Recognition and the prompt institution of therapy specific for the underlying disease are mandatory. Careful monitoring, correction of electrolyte abnormalities, respiratory support, correction of hypovolemia, and control of hypothermia are important in sclerema neonatorum patients.
Some authors advocate the prompt institution of prophylactic broad-spectrum antibiotic therapy for possible associated sepsis.
The value of systemic steroids is controversial. No controlled studies have demonstrated improved survival with the use of systemic steroids in sclerema neonatorum, although they are often used and have been observed to limit the extent and development of new lesions. [2, 8]

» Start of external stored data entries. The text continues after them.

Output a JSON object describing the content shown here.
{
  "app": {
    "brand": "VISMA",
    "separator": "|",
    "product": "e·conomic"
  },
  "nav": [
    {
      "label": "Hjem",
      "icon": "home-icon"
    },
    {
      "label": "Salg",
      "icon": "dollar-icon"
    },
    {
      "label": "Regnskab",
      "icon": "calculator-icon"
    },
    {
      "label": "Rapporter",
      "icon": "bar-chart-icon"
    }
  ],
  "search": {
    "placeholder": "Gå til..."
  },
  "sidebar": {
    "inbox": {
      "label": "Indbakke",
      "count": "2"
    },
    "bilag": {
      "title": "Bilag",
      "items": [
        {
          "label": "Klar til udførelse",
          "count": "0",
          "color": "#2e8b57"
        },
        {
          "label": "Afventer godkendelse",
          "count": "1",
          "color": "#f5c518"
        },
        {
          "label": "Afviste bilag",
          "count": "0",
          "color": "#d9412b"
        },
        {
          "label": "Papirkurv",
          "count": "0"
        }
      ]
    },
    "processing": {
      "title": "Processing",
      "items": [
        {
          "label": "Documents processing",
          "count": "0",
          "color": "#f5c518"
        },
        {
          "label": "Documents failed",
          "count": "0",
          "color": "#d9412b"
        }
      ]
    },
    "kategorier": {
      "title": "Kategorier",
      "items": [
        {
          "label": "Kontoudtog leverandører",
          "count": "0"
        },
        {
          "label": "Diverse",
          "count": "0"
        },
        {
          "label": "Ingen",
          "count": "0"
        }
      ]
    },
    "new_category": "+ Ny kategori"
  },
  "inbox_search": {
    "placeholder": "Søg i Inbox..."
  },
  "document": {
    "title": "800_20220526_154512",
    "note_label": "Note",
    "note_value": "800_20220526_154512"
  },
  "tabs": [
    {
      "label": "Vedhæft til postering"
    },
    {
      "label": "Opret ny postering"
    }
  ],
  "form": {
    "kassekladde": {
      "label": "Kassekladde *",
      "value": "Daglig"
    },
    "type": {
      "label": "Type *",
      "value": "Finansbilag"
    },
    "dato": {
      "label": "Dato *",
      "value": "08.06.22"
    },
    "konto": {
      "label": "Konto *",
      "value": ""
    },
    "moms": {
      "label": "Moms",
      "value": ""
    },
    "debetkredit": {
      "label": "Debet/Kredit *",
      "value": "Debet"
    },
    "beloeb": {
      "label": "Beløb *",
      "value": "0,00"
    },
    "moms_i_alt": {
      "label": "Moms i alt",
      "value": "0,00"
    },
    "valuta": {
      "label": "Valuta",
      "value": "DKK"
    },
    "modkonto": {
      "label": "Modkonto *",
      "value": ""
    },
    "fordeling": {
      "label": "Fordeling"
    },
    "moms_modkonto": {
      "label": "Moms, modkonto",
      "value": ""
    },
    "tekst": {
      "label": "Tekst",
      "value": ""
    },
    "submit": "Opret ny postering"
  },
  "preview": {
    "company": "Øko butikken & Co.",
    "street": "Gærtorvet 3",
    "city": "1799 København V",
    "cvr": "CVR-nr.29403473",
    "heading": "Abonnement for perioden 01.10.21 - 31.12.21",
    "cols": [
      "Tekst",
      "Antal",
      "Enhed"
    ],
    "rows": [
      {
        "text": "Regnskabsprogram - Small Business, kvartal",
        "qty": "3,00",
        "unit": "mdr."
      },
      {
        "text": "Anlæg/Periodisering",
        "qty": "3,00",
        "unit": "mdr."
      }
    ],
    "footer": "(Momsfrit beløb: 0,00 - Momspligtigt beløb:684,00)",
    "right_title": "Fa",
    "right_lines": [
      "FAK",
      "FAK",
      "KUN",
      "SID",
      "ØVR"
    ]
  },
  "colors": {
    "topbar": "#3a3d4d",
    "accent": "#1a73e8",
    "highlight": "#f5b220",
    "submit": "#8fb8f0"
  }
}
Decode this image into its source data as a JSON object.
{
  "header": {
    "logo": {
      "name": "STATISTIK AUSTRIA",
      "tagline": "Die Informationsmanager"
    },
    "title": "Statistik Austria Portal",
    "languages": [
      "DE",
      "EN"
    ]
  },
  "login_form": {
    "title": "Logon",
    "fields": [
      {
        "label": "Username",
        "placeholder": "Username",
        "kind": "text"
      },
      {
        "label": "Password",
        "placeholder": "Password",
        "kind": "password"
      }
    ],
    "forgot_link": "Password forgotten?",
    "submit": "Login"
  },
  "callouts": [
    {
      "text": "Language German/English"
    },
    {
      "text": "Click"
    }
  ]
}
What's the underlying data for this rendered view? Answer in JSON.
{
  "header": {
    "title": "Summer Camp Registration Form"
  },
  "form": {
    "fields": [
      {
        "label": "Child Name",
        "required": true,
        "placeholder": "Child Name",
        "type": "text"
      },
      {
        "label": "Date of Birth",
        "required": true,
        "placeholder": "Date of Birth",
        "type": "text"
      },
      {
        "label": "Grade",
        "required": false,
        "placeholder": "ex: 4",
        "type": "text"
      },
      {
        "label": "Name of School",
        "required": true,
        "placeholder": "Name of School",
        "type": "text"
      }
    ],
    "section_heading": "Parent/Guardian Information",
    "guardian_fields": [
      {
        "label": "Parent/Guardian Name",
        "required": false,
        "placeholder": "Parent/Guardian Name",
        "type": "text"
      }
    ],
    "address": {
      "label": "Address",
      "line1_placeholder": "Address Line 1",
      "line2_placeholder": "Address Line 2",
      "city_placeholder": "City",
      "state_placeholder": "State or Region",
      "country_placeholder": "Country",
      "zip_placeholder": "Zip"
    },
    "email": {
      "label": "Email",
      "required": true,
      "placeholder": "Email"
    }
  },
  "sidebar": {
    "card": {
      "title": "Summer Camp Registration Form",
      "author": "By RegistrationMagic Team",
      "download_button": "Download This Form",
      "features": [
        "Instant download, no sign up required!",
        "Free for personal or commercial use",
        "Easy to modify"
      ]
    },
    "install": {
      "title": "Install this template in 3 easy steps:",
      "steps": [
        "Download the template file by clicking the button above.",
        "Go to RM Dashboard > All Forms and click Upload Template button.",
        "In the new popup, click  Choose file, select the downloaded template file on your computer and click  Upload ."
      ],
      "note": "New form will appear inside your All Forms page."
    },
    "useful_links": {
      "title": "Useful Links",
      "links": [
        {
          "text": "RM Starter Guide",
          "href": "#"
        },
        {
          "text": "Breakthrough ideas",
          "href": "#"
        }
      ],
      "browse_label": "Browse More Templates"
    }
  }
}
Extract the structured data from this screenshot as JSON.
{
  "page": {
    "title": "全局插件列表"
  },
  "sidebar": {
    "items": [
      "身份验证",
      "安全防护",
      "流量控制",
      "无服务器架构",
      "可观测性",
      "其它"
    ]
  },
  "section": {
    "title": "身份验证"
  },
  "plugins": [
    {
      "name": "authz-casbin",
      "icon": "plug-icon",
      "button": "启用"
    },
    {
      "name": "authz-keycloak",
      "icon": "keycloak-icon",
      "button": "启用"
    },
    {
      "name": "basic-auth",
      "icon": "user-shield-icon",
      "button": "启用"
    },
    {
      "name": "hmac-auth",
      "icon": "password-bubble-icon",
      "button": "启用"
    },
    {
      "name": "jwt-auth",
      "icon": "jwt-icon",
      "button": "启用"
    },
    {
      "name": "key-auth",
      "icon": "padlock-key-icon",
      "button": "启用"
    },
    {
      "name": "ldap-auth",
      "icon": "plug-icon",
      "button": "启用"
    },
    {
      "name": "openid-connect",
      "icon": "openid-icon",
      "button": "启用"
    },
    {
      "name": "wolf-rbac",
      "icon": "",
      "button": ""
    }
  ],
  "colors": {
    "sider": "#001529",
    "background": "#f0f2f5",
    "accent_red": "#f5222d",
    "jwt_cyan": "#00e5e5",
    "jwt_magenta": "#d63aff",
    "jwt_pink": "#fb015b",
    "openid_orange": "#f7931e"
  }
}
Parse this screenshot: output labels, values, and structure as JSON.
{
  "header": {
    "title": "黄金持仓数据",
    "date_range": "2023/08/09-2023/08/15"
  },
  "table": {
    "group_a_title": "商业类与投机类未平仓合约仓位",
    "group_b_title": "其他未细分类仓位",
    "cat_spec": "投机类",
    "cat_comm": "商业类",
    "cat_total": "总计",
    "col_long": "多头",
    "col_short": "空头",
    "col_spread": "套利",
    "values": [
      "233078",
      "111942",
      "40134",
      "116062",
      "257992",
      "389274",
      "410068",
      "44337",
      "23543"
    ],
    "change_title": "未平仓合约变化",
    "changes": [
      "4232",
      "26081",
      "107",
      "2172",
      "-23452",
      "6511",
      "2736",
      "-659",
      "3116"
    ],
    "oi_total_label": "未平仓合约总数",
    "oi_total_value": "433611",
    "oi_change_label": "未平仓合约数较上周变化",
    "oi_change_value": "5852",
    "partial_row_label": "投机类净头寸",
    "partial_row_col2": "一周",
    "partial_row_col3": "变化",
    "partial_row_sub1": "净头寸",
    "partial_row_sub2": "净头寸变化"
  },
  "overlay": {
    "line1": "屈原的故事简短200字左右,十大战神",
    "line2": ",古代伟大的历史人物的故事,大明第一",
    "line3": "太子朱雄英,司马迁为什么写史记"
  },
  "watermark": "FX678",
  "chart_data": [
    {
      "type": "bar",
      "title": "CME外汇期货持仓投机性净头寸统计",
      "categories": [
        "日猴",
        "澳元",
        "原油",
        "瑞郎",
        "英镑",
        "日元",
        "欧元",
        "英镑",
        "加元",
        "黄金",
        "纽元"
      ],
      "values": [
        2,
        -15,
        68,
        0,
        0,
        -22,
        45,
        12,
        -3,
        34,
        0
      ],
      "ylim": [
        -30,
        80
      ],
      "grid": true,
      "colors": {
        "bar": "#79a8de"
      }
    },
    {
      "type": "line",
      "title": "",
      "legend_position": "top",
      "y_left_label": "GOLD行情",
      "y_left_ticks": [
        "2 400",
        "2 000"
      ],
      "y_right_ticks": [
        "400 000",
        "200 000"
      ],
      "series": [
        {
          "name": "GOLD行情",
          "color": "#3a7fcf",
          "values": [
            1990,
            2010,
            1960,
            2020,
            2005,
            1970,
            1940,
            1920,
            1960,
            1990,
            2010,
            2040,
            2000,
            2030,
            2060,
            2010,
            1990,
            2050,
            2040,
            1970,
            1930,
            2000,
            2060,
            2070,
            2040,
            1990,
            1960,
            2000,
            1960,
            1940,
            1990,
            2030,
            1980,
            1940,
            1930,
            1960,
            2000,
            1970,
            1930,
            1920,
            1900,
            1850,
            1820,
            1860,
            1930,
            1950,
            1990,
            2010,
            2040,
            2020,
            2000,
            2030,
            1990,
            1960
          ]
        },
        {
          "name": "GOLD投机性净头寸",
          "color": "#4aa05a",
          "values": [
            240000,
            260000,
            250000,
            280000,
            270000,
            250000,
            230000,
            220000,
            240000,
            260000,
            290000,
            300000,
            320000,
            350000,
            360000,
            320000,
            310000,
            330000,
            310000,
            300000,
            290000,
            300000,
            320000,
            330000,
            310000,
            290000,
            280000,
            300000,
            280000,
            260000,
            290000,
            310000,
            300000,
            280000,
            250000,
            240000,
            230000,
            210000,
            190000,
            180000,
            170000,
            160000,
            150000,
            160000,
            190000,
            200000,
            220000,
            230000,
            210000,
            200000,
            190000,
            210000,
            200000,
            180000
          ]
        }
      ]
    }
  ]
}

Several reports document the beneficial effect of exchange transfusions on survival. [1, 3, 4, 16] A randomized controlled trial demonstrated a 50% survival rate in septic neonates with sclerema neonatorum who were treated with exchange transfusion used early in the course of the disease, compared with 5% who were not. Exchange transfusion may enhance humoral and cellular immunity in these immunologically immature neonates, and may improve peripheral and pulmonary circulation, thereby also improving oxygen exchange. [2, 16]
One case report describes the use of intravenous immunoglobulin in a neonate. There was transient improvement in the skin disease, but thoracic constriction from sclerema neonatorum ultimately led to the child's death. 
Infants with sclerema neonatorum are best cared for in a neonatal intensive care unit by an intensivist.
Depending on the underlying illness (eg, sepsis), consultation to the appropriate specialists should be made.
Unless the underlying disease is identified and treated, the course of sclerema neonatorum is one of rapid deterioration in the general health of the infant and, ultimately, death.